The health of the semiconductor may be heavily influenced by power in the future—the power utility grid, that is, which ultimately connects the user to the Internet experience.

Clearly, the global semiconductor industry is back on a roll and it has been for about a year now. It appears that the semiconductor industry, as usual, led the way out of the Great Recession with the first “green shoots” appearing in the second quarter of last year. Semico Research is forecasting that semiconductor industry revenue will increase nearly 24% to $278.3 billion in 2010. The drivers, according to Jim Feldhan, president of Semico, will be in blade and LAN servers and in wireless and entertainment applications – DVD Recorders, high-speed set-top boxes, HDTV and the like. All of these require power—lots of it.

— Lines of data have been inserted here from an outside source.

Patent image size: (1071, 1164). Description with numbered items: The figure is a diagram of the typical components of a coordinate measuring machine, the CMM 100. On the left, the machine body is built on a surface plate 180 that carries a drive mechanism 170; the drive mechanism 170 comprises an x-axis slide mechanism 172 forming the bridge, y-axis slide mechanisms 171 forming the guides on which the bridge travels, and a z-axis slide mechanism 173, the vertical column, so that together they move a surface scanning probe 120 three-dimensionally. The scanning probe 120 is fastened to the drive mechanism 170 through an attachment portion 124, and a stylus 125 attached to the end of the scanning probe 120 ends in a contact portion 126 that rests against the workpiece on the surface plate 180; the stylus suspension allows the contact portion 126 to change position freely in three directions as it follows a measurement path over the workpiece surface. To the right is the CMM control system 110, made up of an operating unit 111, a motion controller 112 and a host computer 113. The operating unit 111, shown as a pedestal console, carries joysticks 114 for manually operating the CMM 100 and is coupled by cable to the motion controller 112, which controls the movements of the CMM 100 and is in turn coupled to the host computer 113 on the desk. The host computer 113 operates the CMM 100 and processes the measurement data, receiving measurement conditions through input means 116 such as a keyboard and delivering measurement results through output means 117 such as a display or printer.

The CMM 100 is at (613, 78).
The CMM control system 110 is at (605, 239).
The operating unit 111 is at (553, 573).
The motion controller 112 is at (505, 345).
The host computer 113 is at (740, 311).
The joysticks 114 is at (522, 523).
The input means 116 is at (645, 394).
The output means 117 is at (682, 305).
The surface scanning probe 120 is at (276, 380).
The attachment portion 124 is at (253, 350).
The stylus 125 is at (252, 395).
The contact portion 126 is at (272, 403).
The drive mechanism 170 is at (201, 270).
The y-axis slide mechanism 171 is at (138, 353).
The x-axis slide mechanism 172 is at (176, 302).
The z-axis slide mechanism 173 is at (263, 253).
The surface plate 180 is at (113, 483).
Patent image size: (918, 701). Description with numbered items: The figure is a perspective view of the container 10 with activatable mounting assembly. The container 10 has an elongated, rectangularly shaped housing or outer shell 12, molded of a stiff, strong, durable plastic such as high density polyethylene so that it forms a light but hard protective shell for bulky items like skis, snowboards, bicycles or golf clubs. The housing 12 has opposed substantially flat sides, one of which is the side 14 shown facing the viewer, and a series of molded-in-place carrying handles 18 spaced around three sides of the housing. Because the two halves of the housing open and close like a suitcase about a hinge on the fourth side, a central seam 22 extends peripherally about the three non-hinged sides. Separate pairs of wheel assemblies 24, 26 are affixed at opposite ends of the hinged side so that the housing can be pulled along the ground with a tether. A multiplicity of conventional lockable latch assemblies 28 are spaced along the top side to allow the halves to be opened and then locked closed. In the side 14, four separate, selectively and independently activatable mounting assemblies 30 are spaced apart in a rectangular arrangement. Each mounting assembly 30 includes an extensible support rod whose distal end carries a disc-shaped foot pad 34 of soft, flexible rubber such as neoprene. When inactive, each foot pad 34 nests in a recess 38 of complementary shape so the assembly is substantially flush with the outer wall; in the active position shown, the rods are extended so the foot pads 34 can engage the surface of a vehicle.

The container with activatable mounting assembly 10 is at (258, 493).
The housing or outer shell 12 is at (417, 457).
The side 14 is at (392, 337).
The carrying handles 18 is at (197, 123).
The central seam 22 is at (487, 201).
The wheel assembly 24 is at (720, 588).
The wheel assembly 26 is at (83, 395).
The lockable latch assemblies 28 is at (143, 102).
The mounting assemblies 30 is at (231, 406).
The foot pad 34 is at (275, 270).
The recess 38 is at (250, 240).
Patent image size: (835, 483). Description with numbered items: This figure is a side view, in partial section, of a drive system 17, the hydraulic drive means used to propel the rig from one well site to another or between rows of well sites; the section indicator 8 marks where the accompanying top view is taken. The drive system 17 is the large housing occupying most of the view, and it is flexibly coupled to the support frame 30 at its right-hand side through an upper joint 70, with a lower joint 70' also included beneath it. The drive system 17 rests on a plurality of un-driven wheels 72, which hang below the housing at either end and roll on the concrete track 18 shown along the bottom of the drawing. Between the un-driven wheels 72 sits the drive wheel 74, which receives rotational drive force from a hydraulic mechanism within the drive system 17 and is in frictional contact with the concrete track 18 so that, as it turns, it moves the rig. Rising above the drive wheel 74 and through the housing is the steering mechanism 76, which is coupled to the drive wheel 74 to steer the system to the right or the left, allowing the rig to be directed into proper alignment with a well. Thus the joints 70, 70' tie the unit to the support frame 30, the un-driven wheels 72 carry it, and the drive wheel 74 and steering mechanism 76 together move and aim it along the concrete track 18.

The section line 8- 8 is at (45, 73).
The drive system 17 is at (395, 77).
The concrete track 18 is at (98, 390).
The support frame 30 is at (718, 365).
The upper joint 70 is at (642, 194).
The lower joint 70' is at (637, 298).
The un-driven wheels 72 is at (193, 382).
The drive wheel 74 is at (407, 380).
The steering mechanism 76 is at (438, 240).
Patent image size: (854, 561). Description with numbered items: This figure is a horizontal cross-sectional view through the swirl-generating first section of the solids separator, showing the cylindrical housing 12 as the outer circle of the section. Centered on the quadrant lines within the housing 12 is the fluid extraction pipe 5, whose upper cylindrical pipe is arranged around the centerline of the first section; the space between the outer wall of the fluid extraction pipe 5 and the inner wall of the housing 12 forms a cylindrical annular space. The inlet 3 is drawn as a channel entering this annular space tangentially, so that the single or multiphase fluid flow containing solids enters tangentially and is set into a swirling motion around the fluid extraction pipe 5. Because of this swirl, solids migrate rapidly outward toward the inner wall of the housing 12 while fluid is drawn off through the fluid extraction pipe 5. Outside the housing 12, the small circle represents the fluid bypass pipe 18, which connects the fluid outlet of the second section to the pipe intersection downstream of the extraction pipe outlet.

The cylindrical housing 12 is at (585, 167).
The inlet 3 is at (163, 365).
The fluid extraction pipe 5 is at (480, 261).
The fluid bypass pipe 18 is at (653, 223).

Jack Harding, chairman and CEO of eSilicon, in a keynote at the Semico Outlook last week, said the revolution of social power has converged with the technology revolution of Joules per second. How civilization handles this power consumption conundrum is central to every country’s political power. The point is that faster, smaller cheaper and the age of consumer electronics have ushered in the need for power management, not just on the chip, but as a matter of public policy that affects the day-to-day operations of semiconductor companies—and more importantly, the consumers of the silicon they make.

Harding said we live in a power-centric culture based on invention and innovation; that we are living in a power-centric world where political power will be based on being able to manage electrical power resources. Those who add the most value to power management will be those who succeed.

Power management has been at the heart and soul of the semiconductor industry almost since the industry’s inception. Power savings in devices of all sorts have been accomplished not by government policy or intervention but by the mechanism of free-market trends. But clearly, at least to Harding, the semiconductor industry needs to broaden its definition of power management from an on-chip definition to a more global perspective.

Moving a room full of semiconductor executives to think “off-chip” is a powerful challenge in-and-of itself, given the complexity of the techno-business environment in which the industry operates. But a long-term focus on the efficacy of the products the industry builds must, at some point, take into account the fragile nature of the global power grid that literally drives the user interface that is at the heart of today’s chip innovation.

Harding noted there are three categories of Green Initiatives that fall within with the purview of the semiconductor industry: (1) Smart grid products and meters – anything that uses sensors to monitor and literally process power (2) Alternative energy products that run the gamut from power generation (solar collection modules and panels) to lighting improvement including more use of LEDs to replace incandescent bulbs. (3) The “Green Touch Consortium” organized by Bell Labs, and whose members include AT&T, CEA-LETI, China Mobile, Freescale Semiconductor and the Samsung Advanced Institute of Technology among others, that pursues the goal of reducing power consumption by the Global Internet by 1,000 times.

On-chip power management will continue to be the theme for more technical conferences and papers. At the same time it has become imperative that the semiconductor industry look beyond itself enter the broader discussion of power management as it relates to the global power grid and the idea of power management as a public policy issue, both of which are germane to the industry’s continued health and well-being.